[PEAK] What do you use 'offerAs' for?
Phillip J. Eby
pje at telecommunity.com
Mon Sep 26 22:03:43 EDT 2005
At 12:43 PM 9/26/2005 -0400, Erik Rose wrote:
>I can't think of any uses that wouldn't be served just as well by
>dynamic variables. There are presently 5 uses of offerAs in my
>project: they offer connections to SQL DB's, the logged-in user, the
>HTTP request, and one other thing I'm too ashamed to mention. ;-)
>
>So, just to make sure I'm getting this straight...
>
>To replace the use of `offerAs=[ISQLConnection]`, you'd do something
>like this...
> with storage.iSqlConnection.push(someSqlConnectionIveGotAholdOf):
> callStuffWhichUsesTheConnectionFromStorageDotISqlConnection()
>...where in the storage module it would say...

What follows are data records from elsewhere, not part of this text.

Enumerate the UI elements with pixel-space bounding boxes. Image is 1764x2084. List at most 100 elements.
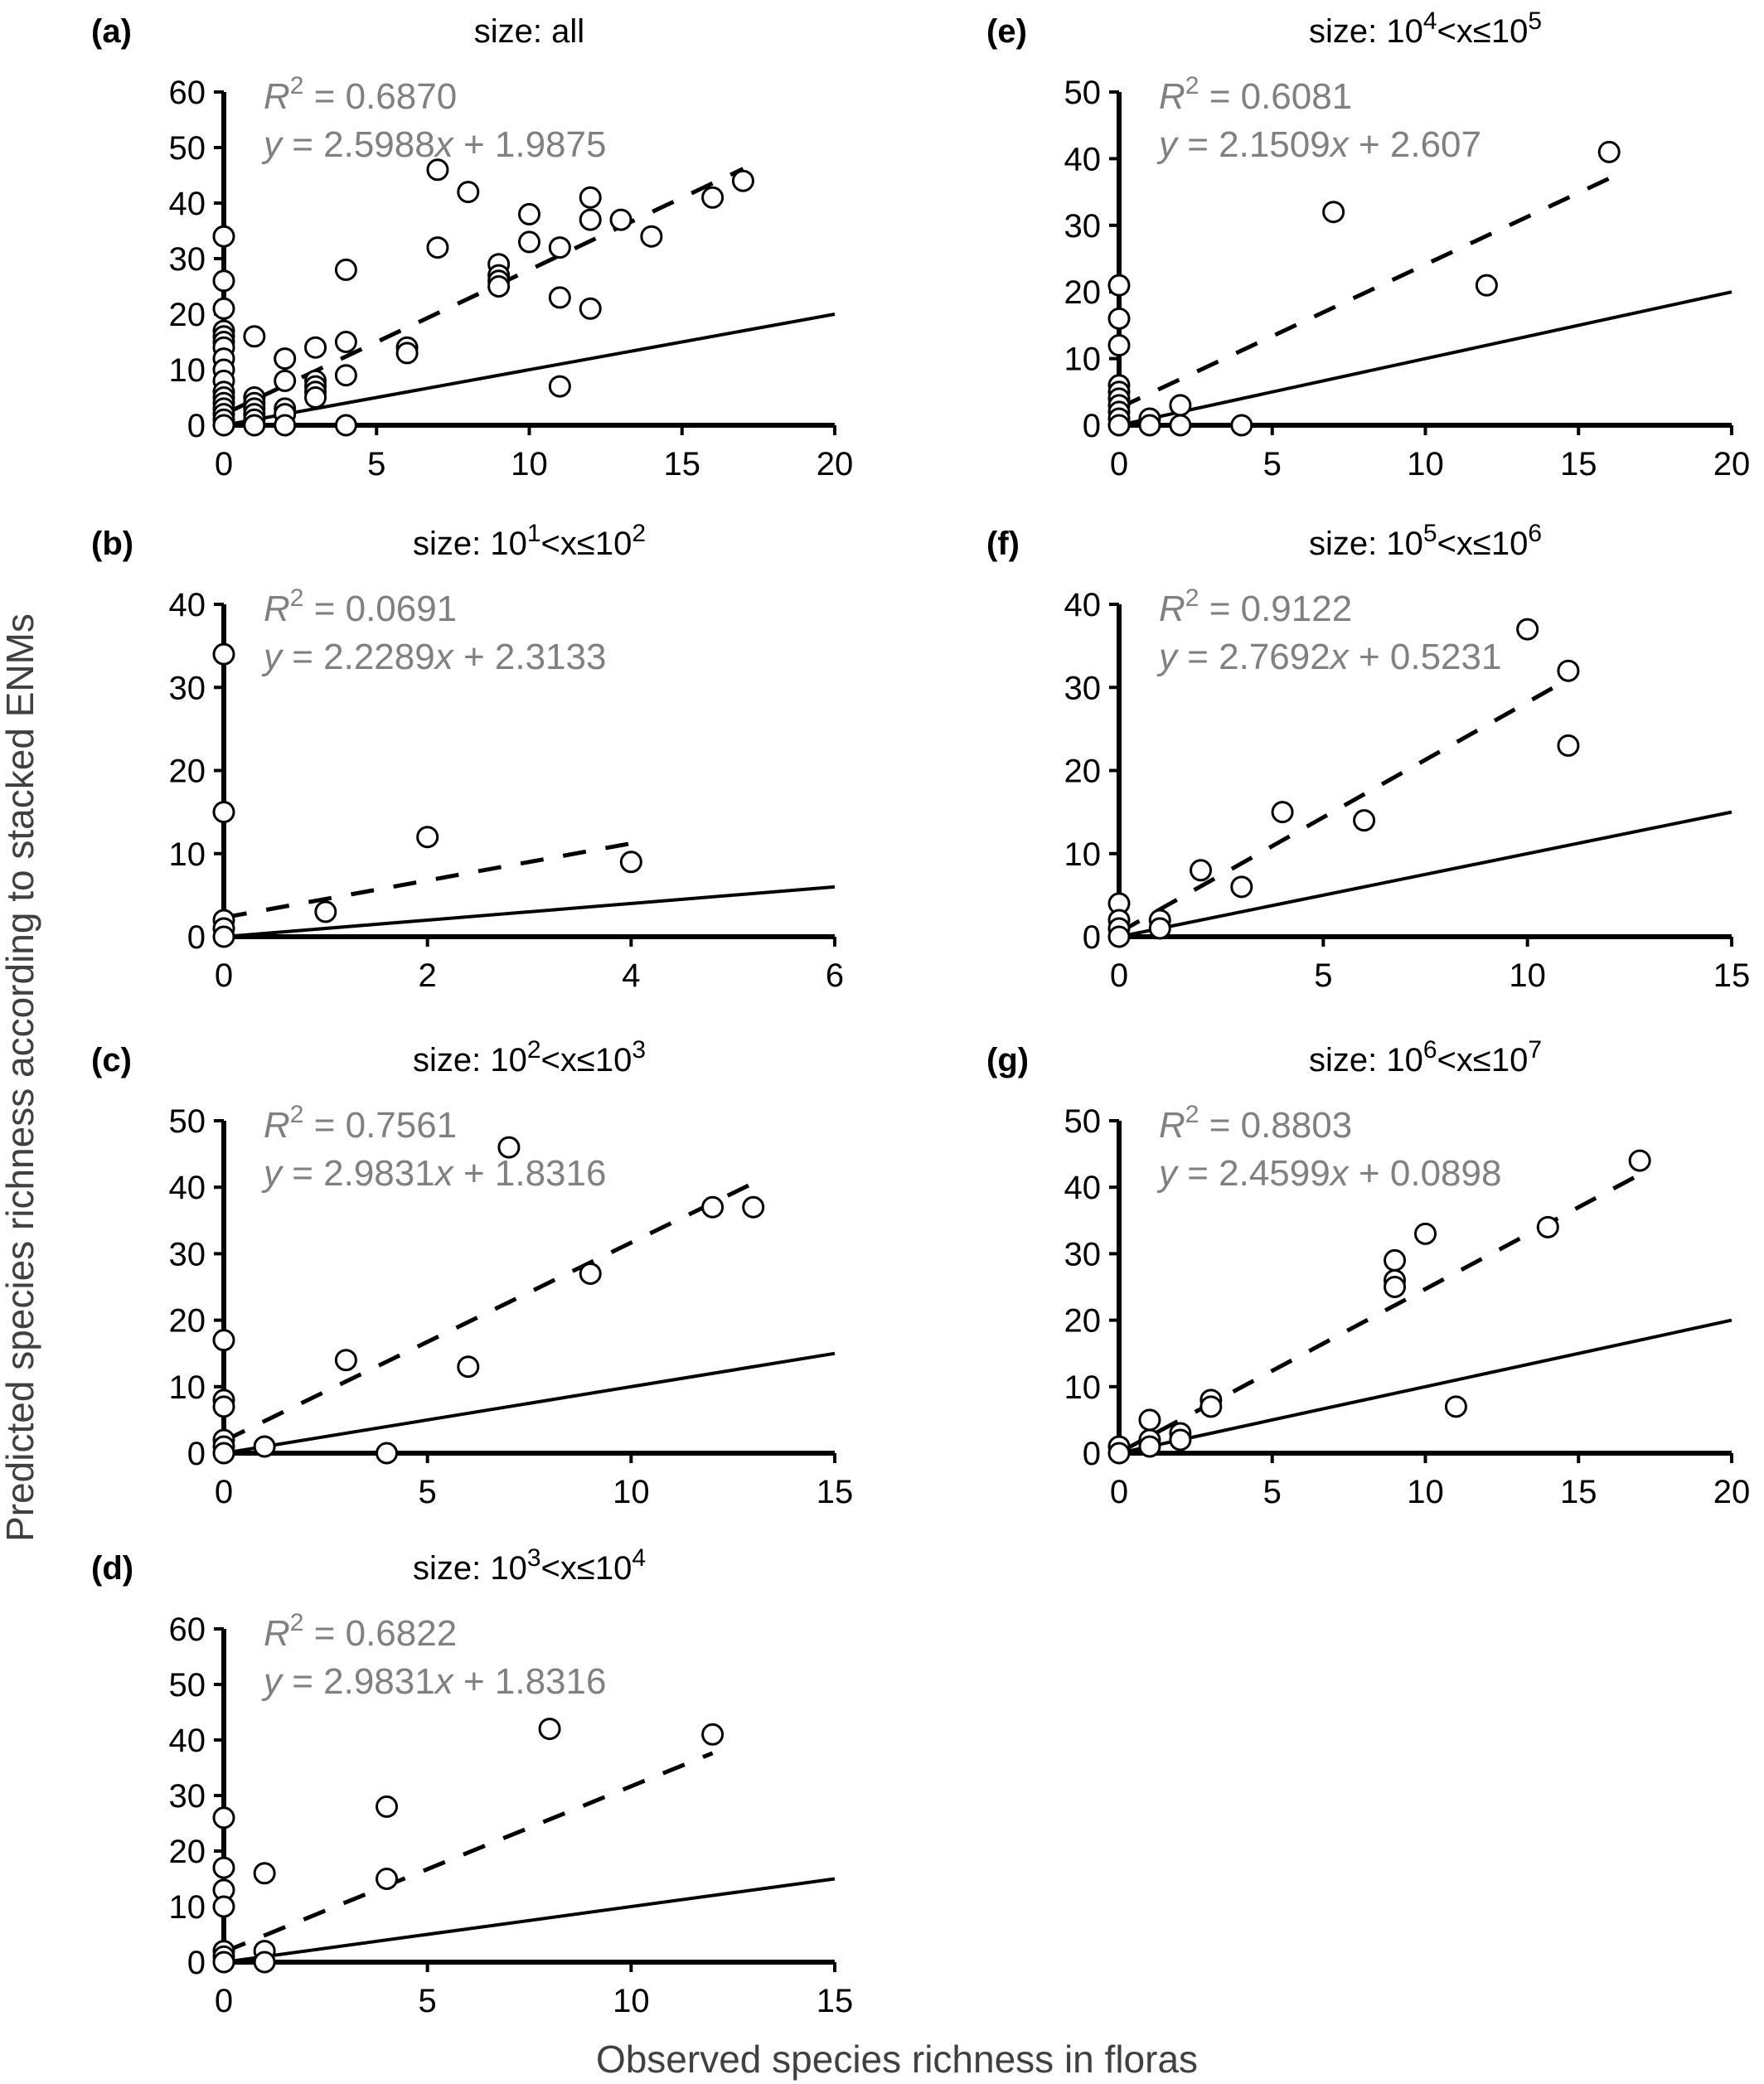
y-tick-label: 30: [169, 241, 206, 278]
data-point: [426, 158, 449, 182]
data-point: [1628, 1149, 1651, 1172]
y-tick-label: 0: [1083, 408, 1101, 444]
y-tick-label: 20: [169, 297, 206, 333]
y-tick-label: 10: [169, 352, 206, 389]
data-point: [376, 1795, 399, 1818]
data-point: [742, 1195, 765, 1219]
y-tick-label: 20: [169, 754, 206, 790]
r-squared: R2 = 0.0691: [264, 584, 457, 629]
panel-label: (c): [91, 1042, 132, 1078]
identity-line: [223, 313, 836, 427]
data-point: [334, 414, 357, 437]
identity-line: [223, 1351, 836, 1455]
data-point: [609, 208, 632, 231]
x-tick-label: 0: [1110, 446, 1128, 482]
y-tick-label: 20: [1064, 274, 1102, 311]
panel-c: (c) size: 102<x≤103 0 5 10 15 0 10 20 30 40 50 R2 = …: [91, 1036, 853, 1510]
data-point: [1107, 925, 1131, 948]
data-point: [701, 1195, 724, 1219]
y-tick-label: 50: [169, 130, 206, 167]
data-point: [619, 851, 642, 874]
y-tick-label: 10: [1064, 1369, 1102, 1406]
panel-d: (d) size: 103<x≤104 0 5 10 15 0 10 20 30 40 50 60 R2 …: [91, 1544, 853, 2019]
regression-equation: y = 2.5988x + 1.9875: [261, 124, 606, 165]
x-tick-label: 10: [1509, 957, 1546, 994]
data-point: [212, 1856, 235, 1879]
y-tick-label: 40: [169, 587, 206, 623]
panel-title: size: 102<x≤103: [413, 1036, 646, 1078]
x-tick-label: 0: [215, 957, 233, 994]
y-tick-label: 30: [169, 670, 206, 706]
regression-line: [223, 841, 632, 920]
x-tick-label: 10: [511, 446, 548, 482]
data-point: [253, 1862, 276, 1885]
data-point: [334, 331, 357, 353]
x-tick-label: 15: [1560, 446, 1597, 482]
y-axis-title: Predicted species richness according to …: [0, 613, 41, 1542]
regression-equation: y = 2.7692x + 0.5231: [1156, 637, 1501, 677]
data-point: [1597, 140, 1621, 163]
panel-f: (f) size: 105<x≤106 0 5 10 15 0 10 20 30 40 R2 = 0.…: [986, 520, 1750, 994]
regression-equation: y = 2.4599x + 0.0898: [1156, 1153, 1501, 1194]
data-point: [395, 342, 419, 365]
y-tick-label: 0: [187, 919, 206, 956]
data-point: [1148, 917, 1171, 940]
panel-title: size: 105<x≤106: [1309, 520, 1542, 562]
data-point: [212, 225, 235, 248]
data-point: [548, 375, 571, 398]
data-point: [314, 900, 337, 923]
x-tick-label: 0: [215, 446, 233, 482]
data-point: [1384, 1276, 1407, 1298]
data-point: [212, 1442, 235, 1465]
regression-equation: y = 2.1509x + 2.607: [1156, 124, 1481, 165]
data-point: [579, 186, 602, 209]
regression-equation: y = 2.9831x + 1.8316: [261, 1153, 606, 1194]
regression-equation: y = 2.2289x + 2.3133: [261, 637, 606, 677]
x-tick-label: 15: [664, 446, 701, 482]
x-tick-label: 15: [817, 1474, 854, 1510]
y-tick-label: 10: [1064, 836, 1102, 873]
y-tick-label: 50: [169, 1667, 206, 1704]
data-point: [1169, 394, 1192, 417]
data-point: [538, 1718, 561, 1741]
r-squared: R2 = 0.9122: [1159, 584, 1352, 629]
data-point: [1557, 659, 1580, 682]
data-point: [731, 169, 754, 192]
x-tick-label: 20: [817, 446, 854, 482]
y-tick-label: 20: [169, 1303, 206, 1340]
y-tick-label: 30: [169, 1778, 206, 1815]
y-tick-label: 10: [169, 836, 206, 873]
data-point: [1271, 801, 1294, 824]
panel-title: size: 104<x≤105: [1309, 7, 1542, 50]
data-point: [1384, 1248, 1407, 1272]
y-tick-label: 40: [169, 186, 206, 222]
y-tick-label: 50: [1064, 75, 1102, 111]
y-tick-label: 10: [169, 1889, 206, 1926]
panel-label: (d): [91, 1550, 133, 1587]
data-point: [253, 1435, 276, 1458]
data-point: [243, 325, 266, 348]
data-point: [376, 1442, 399, 1465]
data-point: [1169, 1428, 1192, 1452]
regression-line: [1117, 677, 1570, 934]
r-squared: R2 = 0.6081: [1159, 72, 1352, 117]
data-point: [1230, 414, 1253, 437]
x-tick-label: 5: [367, 446, 385, 482]
x-tick-label: 0: [1110, 957, 1128, 994]
data-point: [212, 1951, 235, 1974]
x-tick-label: 4: [622, 957, 640, 994]
x-tick-label: 0: [215, 1474, 233, 1510]
data-point: [701, 186, 724, 209]
data-point: [334, 364, 357, 387]
data-point: [1444, 1395, 1467, 1418]
data-point: [1107, 334, 1131, 357]
data-point: [701, 1723, 724, 1746]
y-tick-label: 30: [1064, 208, 1102, 245]
panel-label: (f): [986, 526, 1020, 562]
r-squared: R2 = 0.6822: [264, 1609, 457, 1654]
x-axis-title: Observed species richness in floras: [596, 2038, 1198, 2081]
y-tick-label: 40: [1064, 587, 1102, 623]
y-tick-label: 0: [1083, 919, 1101, 956]
data-point: [212, 1395, 235, 1418]
identity-line: [1118, 290, 1732, 427]
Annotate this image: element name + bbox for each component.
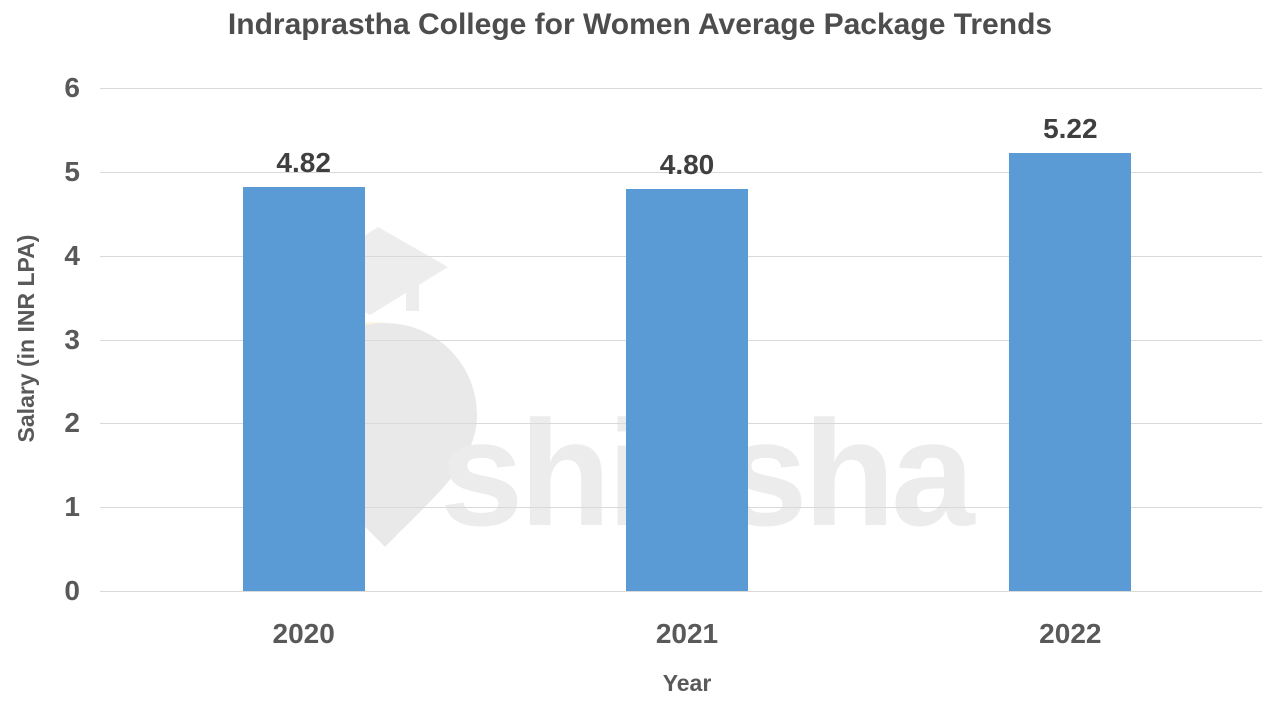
x-tick-label: 2021 — [655, 618, 719, 649]
y-tick-label: 1 — [64, 491, 80, 522]
gridline — [112, 88, 1262, 89]
y-axis-tick — [100, 88, 112, 89]
watermark-tassel — [406, 273, 419, 311]
bar — [242, 186, 365, 591]
x-tick-label: 2020 — [272, 618, 335, 649]
y-tick-label: 3 — [64, 324, 80, 355]
y-tick-label: 2 — [64, 407, 80, 438]
y-axis-tick — [100, 340, 112, 341]
gridline — [112, 591, 1262, 592]
y-tick-label: 0 — [64, 575, 80, 606]
y-tick-label: 5 — [64, 156, 80, 187]
y-axis-tick — [100, 423, 112, 424]
y-axis-tick — [100, 507, 112, 508]
y-axis-tick — [100, 172, 112, 173]
bar-value-label: 4.82 — [276, 146, 331, 178]
x-axis-title: Year — [662, 670, 712, 696]
y-axis-title: Salary (in INR LPA) — [13, 234, 39, 443]
x-tick-label: 2022 — [1039, 618, 1102, 649]
gridline — [112, 172, 1262, 173]
bar — [626, 188, 748, 591]
y-tick-label: 6 — [64, 72, 80, 103]
y-axis-tick — [100, 256, 112, 257]
chart-title: Indraprastha College for Women Average P… — [227, 8, 1053, 41]
bar — [1009, 153, 1132, 591]
y-tick-label: 4 — [64, 240, 80, 271]
bar-value-label: 4.80 — [659, 148, 715, 180]
y-axis-tick — [100, 591, 112, 592]
bar-value-label: 5.22 — [1043, 113, 1098, 145]
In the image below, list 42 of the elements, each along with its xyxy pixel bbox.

> iSqlConnection = context.Variable()
>...?
Yeah, except that PEAK probably won't offer one for ISQLConnection. It
seems to me that you'll be more likely to have a higher-level component
representing "my application's data", which just happens to include an SQL
connection.
Also, you wouldn't use "with" and "push", because push() is the low-level
API, so it'd be "with somevariable(somevalue):". But that's nitpicking. :)
>Do you propose to basically keep a global around for each interface,
>like I posit above, or do you have something whizzier in mind?
Yes and no. I expect most uses to be more application-specific; in effect
you'd use them in place of [Named Services]. As I see it, .ini files would
migrate to simply using the left-hand side as an import string to find a
dynamic variable and set it (or more precisely, set a factory for
initializing it). In effect, there'd be something like a "with
load_config(...)" operation that would be used in peak.running.commands to
start up an app, just like there is now, only using dynamic hierarchy
instead of a component-based one.
At least, that's as far as I've thought on the subject to date.